Hinweis: Wir stellen fest, dass verschiedene kommerzielle und freie Softwarepakete zur Verfügung Zeitraffer-Mikroskopie-Aufnahmen einschließlich ZenBlue, Metamorph, ICY, ImagePro oder ImageJ zu verarbeiten. Hier konzentrieren wir uns auf Fidschi, die eine Open-Source-Bildbearbeitungsprogramm auf Basis von ImageJ, und die bereits bietet eine Reihe von nützlichen vorinstallierten Plugins.

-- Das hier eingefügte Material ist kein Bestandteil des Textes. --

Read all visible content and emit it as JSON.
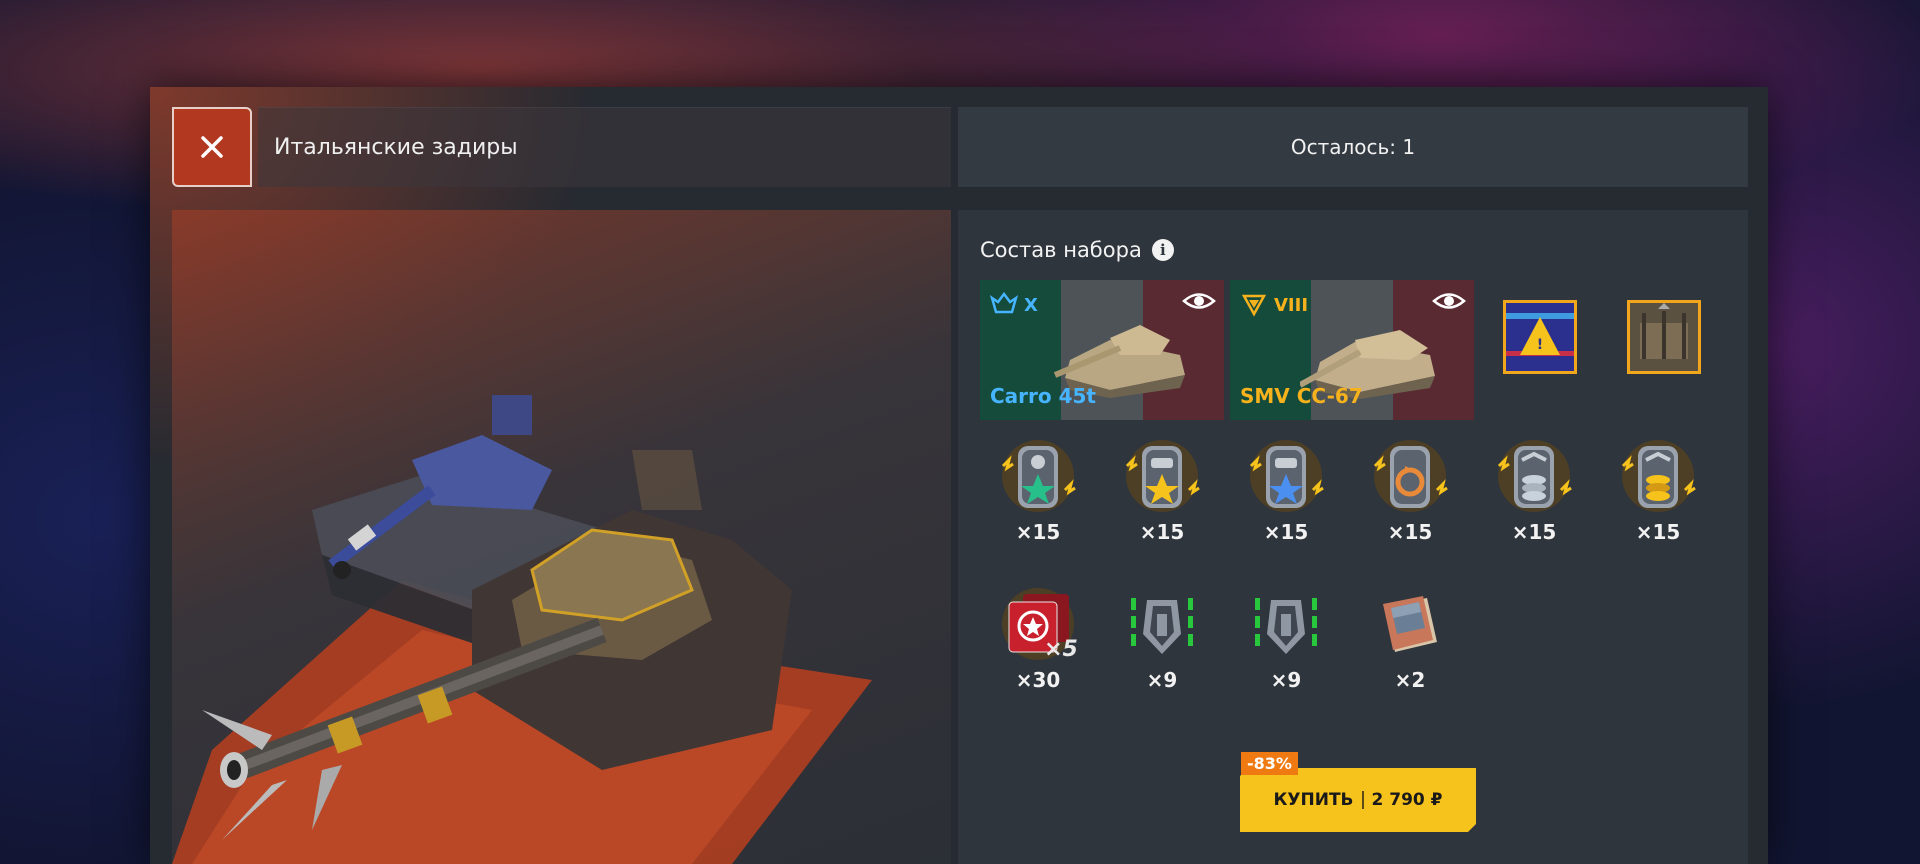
{
  "header": {
    "close_label": "×",
    "title": "Итальянские задиры",
    "remaining": "Осталось: 1"
  },
  "content": {
    "section_title": "Состав набора",
    "tanks": [
      {
        "tier": "X",
        "name": "Carro 45t",
        "name_color": "#46b4ff",
        "tier_color": "#46b4ff"
      },
      {
        "tier": "VIII",
        "name": "SMV CC-67",
        "name_color": "#f6b21c",
        "tier_color": "#f6b21c"
      }
    ],
    "rewards_row1": [
      {
        "icon": "crew-green-star-icon",
        "qty": "×15"
      },
      {
        "icon": "tank-gold-star-icon",
        "qty": "×15"
      },
      {
        "icon": "tank-blue-star-icon",
        "qty": "×15"
      },
      {
        "icon": "retrain-icon",
        "qty": "×15"
      },
      {
        "icon": "silver-coins-icon",
        "qty": "×15"
      },
      {
        "icon": "gold-coins-icon",
        "qty": "×15"
      }
    ],
    "rewards_row2": [
      {
        "icon": "premium-cards-icon",
        "badge": "×5",
        "qty": "×30"
      },
      {
        "icon": "equipment-shield-icon",
        "qty": "×9"
      },
      {
        "icon": "equipment-shield-icon",
        "qty": "×9"
      },
      {
        "icon": "blueprint-box-icon",
        "qty": "×2"
      }
    ],
    "buy": {
      "discount": "-83%",
      "label": "КУПИТЬ",
      "price": "2 790 ₽"
    }
  },
  "colors": {
    "accent_buy": "#f6c21c",
    "discount": "#f07a12",
    "close_bg": "#b2391f"
  }
}
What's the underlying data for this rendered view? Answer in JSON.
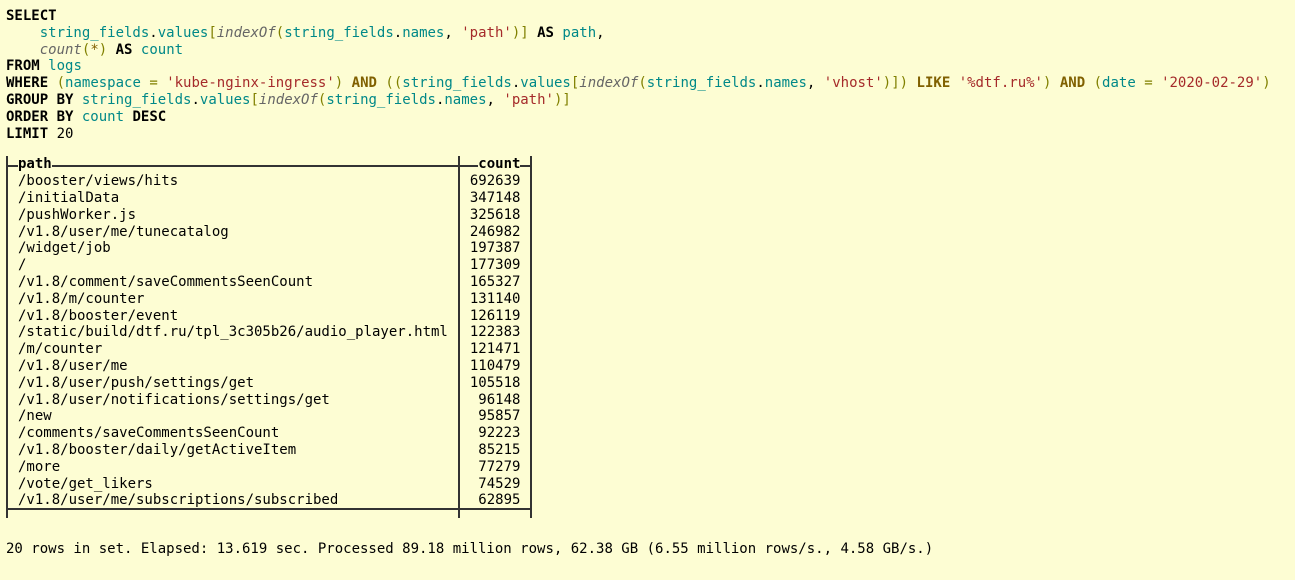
{
  "sql": {
    "select": "SELECT",
    "l2_field": "string_fields",
    "dot": ".",
    "values": "values",
    "ob": "[",
    "cb": "]",
    "indexOf": "indexOf",
    "op": "(",
    "cp": ")",
    "names": "names",
    "comma": ", ",
    "relpath": "'path'",
    "as": "AS",
    "alias_path": "path",
    "count": "count",
    "star": "*",
    "alias_count": "count",
    "from": "FROM",
    "logs": "logs",
    "where": "WHERE",
    "namespace": "namespace",
    "eq": "=",
    "ns_val": "'kube-nginx-ingress'",
    "and": "AND",
    "vhost": "'vhost'",
    "like": "LIKE",
    "like_val": "'%dtf.ru%'",
    "date": "date",
    "date_val": "'2020-02-29'",
    "groupby": "GROUP BY",
    "orderby": "ORDER BY",
    "desc": "DESC",
    "limit": "LIMIT",
    "limit_n": "20"
  },
  "columns": {
    "path": "path",
    "count": "count"
  },
  "rows": [
    {
      "path": "/booster/views/hits",
      "count": "692639"
    },
    {
      "path": "/initialData",
      "count": "347148"
    },
    {
      "path": "/pushWorker.js",
      "count": "325618"
    },
    {
      "path": "/v1.8/user/me/tunecatalog",
      "count": "246982"
    },
    {
      "path": "/widget/job",
      "count": "197387"
    },
    {
      "path": "/",
      "count": "177309"
    },
    {
      "path": "/v1.8/comment/saveCommentsSeenCount",
      "count": "165327"
    },
    {
      "path": "/v1.8/m/counter",
      "count": "131140"
    },
    {
      "path": "/v1.8/booster/event",
      "count": "126119"
    },
    {
      "path": "/static/build/dtf.ru/tpl_3c305b26/audio_player.html",
      "count": "122383"
    },
    {
      "path": "/m/counter",
      "count": "121471"
    },
    {
      "path": "/v1.8/user/me",
      "count": "110479"
    },
    {
      "path": "/v1.8/user/push/settings/get",
      "count": "105518"
    },
    {
      "path": "/v1.8/user/notifications/settings/get",
      "count": "96148"
    },
    {
      "path": "/new",
      "count": "95857"
    },
    {
      "path": "/comments/saveCommentsSeenCount",
      "count": "92223"
    },
    {
      "path": "/v1.8/booster/daily/getActiveItem",
      "count": "85215"
    },
    {
      "path": "/more",
      "count": "77279"
    },
    {
      "path": "/vote/get_likers",
      "count": "74529"
    },
    {
      "path": "/v1.8/user/me/subscriptions/subscribed",
      "count": "62895"
    }
  ],
  "footer": "20 rows in set. Elapsed: 13.619 sec. Processed 89.18 million rows, 62.38 GB (6.55 million rows/s., 4.58 GB/s.)",
  "chart_data": {
    "type": "table",
    "columns": [
      "path",
      "count"
    ],
    "rows": [
      [
        "/booster/views/hits",
        692639
      ],
      [
        "/initialData",
        347148
      ],
      [
        "/pushWorker.js",
        325618
      ],
      [
        "/v1.8/user/me/tunecatalog",
        246982
      ],
      [
        "/widget/job",
        197387
      ],
      [
        "/",
        177309
      ],
      [
        "/v1.8/comment/saveCommentsSeenCount",
        165327
      ],
      [
        "/v1.8/m/counter",
        131140
      ],
      [
        "/v1.8/booster/event",
        126119
      ],
      [
        "/static/build/dtf.ru/tpl_3c305b26/audio_player.html",
        122383
      ],
      [
        "/m/counter",
        121471
      ],
      [
        "/v1.8/user/me",
        110479
      ],
      [
        "/v1.8/user/push/settings/get",
        105518
      ],
      [
        "/v1.8/user/notifications/settings/get",
        96148
      ],
      [
        "/new",
        95857
      ],
      [
        "/comments/saveCommentsSeenCount",
        92223
      ],
      [
        "/v1.8/booster/daily/getActiveItem",
        85215
      ],
      [
        "/more",
        77279
      ],
      [
        "/vote/get_likers",
        74529
      ],
      [
        "/v1.8/user/me/subscriptions/subscribed",
        62895
      ]
    ]
  }
}
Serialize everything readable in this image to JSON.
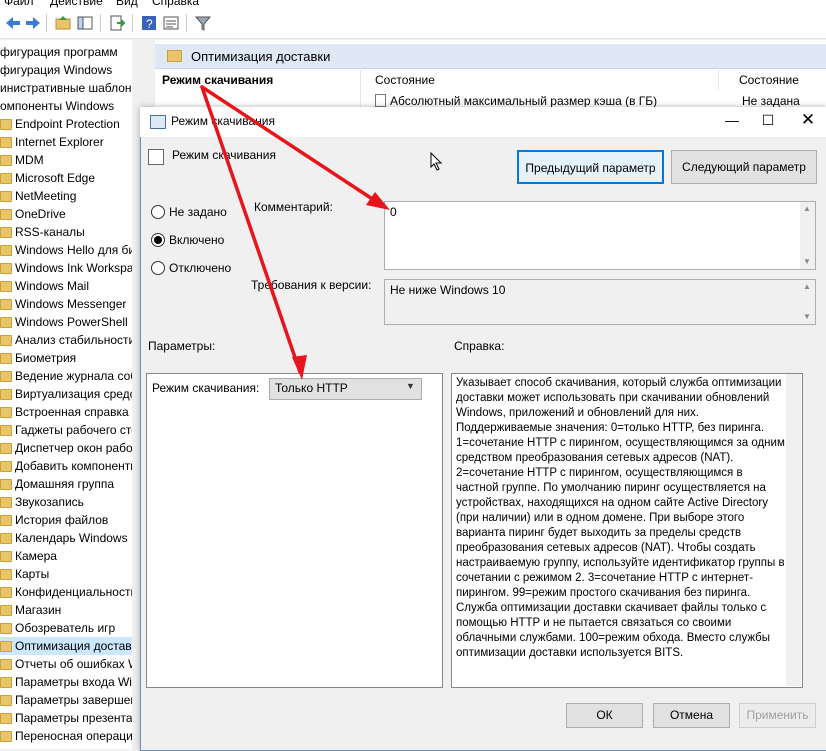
{
  "menubar": {
    "items": [
      "Файл",
      "Действие",
      "Вид",
      "Справка"
    ]
  },
  "toolbar": {
    "icons": [
      "back-arrow-icon",
      "forward-arrow-icon",
      "up-folder-icon",
      "show-hide-tree-icon",
      "export-list-icon",
      "help-icon",
      "properties-icon",
      "filter-icon"
    ]
  },
  "tree": {
    "items": [
      {
        "label": "фигурация программ"
      },
      {
        "label": "фигурация Windows"
      },
      {
        "label": "инистративные шаблоны"
      },
      {
        "label": "омпоненты Windows"
      },
      {
        "label": "Endpoint Protection"
      },
      {
        "label": "Internet Explorer"
      },
      {
        "label": "MDM"
      },
      {
        "label": "Microsoft Edge"
      },
      {
        "label": "NetMeeting"
      },
      {
        "label": "OneDrive"
      },
      {
        "label": "RSS-каналы"
      },
      {
        "label": "Windows Hello для биз"
      },
      {
        "label": "Windows Ink Workspac"
      },
      {
        "label": "Windows Mail"
      },
      {
        "label": "Windows Messenger"
      },
      {
        "label": "Windows PowerShell"
      },
      {
        "label": "Анализ стабильности"
      },
      {
        "label": "Биометрия"
      },
      {
        "label": "Ведение журнала собы"
      },
      {
        "label": "Виртуализация средст"
      },
      {
        "label": "Встроенная справка"
      },
      {
        "label": "Гаджеты рабочего сто"
      },
      {
        "label": "Диспетчер окон рабоч"
      },
      {
        "label": "Добавить компоненть"
      },
      {
        "label": "Домашняя группа"
      },
      {
        "label": "Звукозапись"
      },
      {
        "label": "История файлов"
      },
      {
        "label": "Календарь Windows"
      },
      {
        "label": "Камера"
      },
      {
        "label": "Карты"
      },
      {
        "label": "Конфиденциальность"
      },
      {
        "label": "Магазин"
      },
      {
        "label": "Обозреватель игр"
      },
      {
        "label": "Оптимизация доставки"
      },
      {
        "label": "Отчеты об ошибках W"
      },
      {
        "label": "Параметры входа Win"
      },
      {
        "label": "Параметры завершен"
      },
      {
        "label": "Параметры презентац"
      },
      {
        "label": "Переносная операцис"
      }
    ],
    "selected_label": "Оптимизация доставки"
  },
  "rightpane": {
    "header": "Оптимизация доставки",
    "left_title": "Режим скачивания",
    "col_setting": "Состояние",
    "col_state": "Состояние",
    "row1_setting": "Абсолютный максимальный размер кэша (в ГБ)",
    "row1_state": "Не задана"
  },
  "dialog": {
    "title": "Режим скачивания",
    "setting_name": "Режим скачивания",
    "btn_prev": "Предыдущий параметр",
    "btn_next": "Следующий параметр",
    "radio_not_configured": "Не задано",
    "radio_enabled": "Включено",
    "radio_disabled": "Отключено",
    "selected_radio": "Включено",
    "comment_label": "Комментарий:",
    "comment_value": "0",
    "version_label": "Требования к версии:",
    "version_value": "Не ниже Windows 10",
    "params_label": "Параметры:",
    "help_label": "Справка:",
    "param_mode_label": "Режим скачивания:",
    "param_mode_value": "Только HTTP",
    "help_text": "Указывает способ скачивания, который служба оптимизации доставки может использовать при скачивании обновлений Windows, приложений и обновлений для них. Поддерживаемые значения: 0=только HTTP, без пиринга. 1=сочетание HTTP с пирингом, осуществляющимся за одним средством преобразования сетевых адресов (NAT). 2=сочетание HTTP с пирингом, осуществляющимся в частной группе. По умолчанию пиринг осуществляется на устройствах, находящихся на одном сайте Active Directory (при наличии) или в одном домене. При выборе этого варианта пиринг будет выходить за пределы средств преобразования сетевых адресов (NAT). Чтобы создать настраиваемую группу, используйте идентификатор группы в сочетании с режимом 2. 3=сочетание HTTP с интернет-пирингом. 99=режим простого скачивания без пиринга. Служба оптимизации доставки скачивает файлы только с помощью HTTP и не пытается связаться со своими облачными службами. 100=режим обхода. Вместо службы оптимизации доставки используется BITS.",
    "btn_ok": "ОК",
    "btn_cancel": "Отмена",
    "btn_apply": "Применить",
    "min_glyph": "—",
    "max_glyph": "☐",
    "close_glyph": "✕"
  },
  "annotation": {
    "arrow_color": "#e8141b"
  }
}
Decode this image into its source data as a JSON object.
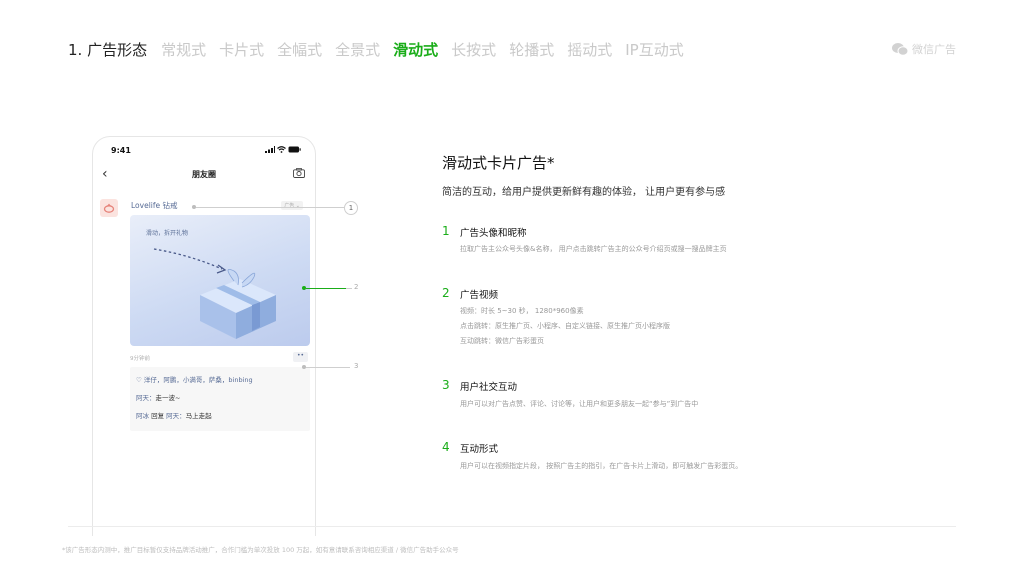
{
  "topnav": {
    "section": "1. 广告形态",
    "tabs": [
      {
        "label": "常规式",
        "active": false
      },
      {
        "label": "卡片式",
        "active": false
      },
      {
        "label": "全幅式",
        "active": false
      },
      {
        "label": "全景式",
        "active": false
      },
      {
        "label": "滑动式",
        "active": true
      },
      {
        "label": "长按式",
        "active": false
      },
      {
        "label": "轮播式",
        "active": false
      },
      {
        "label": "摇动式",
        "active": false
      },
      {
        "label": "IP互动式",
        "active": false
      }
    ],
    "brand": "微信广告"
  },
  "phone": {
    "time": "9:41",
    "nav_title": "朋友圈",
    "post_name": "Lovelife 钻戒",
    "ad_badge": "广告 ⌄",
    "card_hint": "滑动，拆开礼物",
    "post_time": "9分钟前",
    "more": "••",
    "likes": "♡ 洋仔，阿鹏，小满哥，萨桑，binbing",
    "comment1_name": "阿天：",
    "comment1_text": "走一波~",
    "comment2_name": "阿冰",
    "comment2_mid": " 回复 ",
    "comment2_name2": "阿天：",
    "comment2_text": "马上走起"
  },
  "callouts": [
    "1",
    "2",
    "3"
  ],
  "content": {
    "headline": "滑动式卡片广告*",
    "subhead": "简洁的互动，给用户提供更新鲜有趣的体验，  让用户更有参与感",
    "features": [
      {
        "num": "1",
        "title": "广告头像和昵称",
        "lines": [
          "拉取广告主公众号头像&名称，  用户点击跳转广告主的公众号介绍页或搜一搜品牌主页"
        ]
      },
      {
        "num": "2",
        "title": "广告视频",
        "lines": [
          "视频：时长 5~30 秒，  1280*960像素",
          "点击跳转：原生推广页、小程序、自定义链接、原生推广页小程序版",
          "互动跳转：微信广告彩蛋页"
        ]
      },
      {
        "num": "3",
        "title": "用户社交互动",
        "lines": [
          "用户可以对广告点赞、评论、讨论等，让用户和更多朋友一起“参与”到广告中"
        ]
      },
      {
        "num": "4",
        "title": "互动形式",
        "lines": [
          "用户可以在视频指定片段，  按照广告主的指引，在广告卡片上滑动，即可触发广告彩蛋页。"
        ]
      }
    ]
  },
  "footnote": "*该广告形态内测中，推广目标暂仅支持品牌活动推广，合作门槛为单次投放 100 万起，如有意请联系咨询相应渠道 / 微信广告助手公众号",
  "colors": {
    "accent": "#1aad19",
    "link": "#576b95",
    "muted": "#c9c9c9"
  }
}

  1. Transfer Imaging-Daten aus Ihrem Zeitraffer Experiment auf einen Computer, Fidschi installiert hat.
  2. Starten Sie Programm und importieren Sie die Bilddatei mit &# 34; Datei> Importieren> Bio-Formate ". Oder einfach durch die Imaging-Datei in Fidschi Ziehen im" Bio-Formate Import-Optionen ", markieren Sie das Kästchen" aufgeteilt Kanäle "ein separates Bildstapel für jeden Beleuchtungskanal zu erhalten (DIC , RFP, YFP).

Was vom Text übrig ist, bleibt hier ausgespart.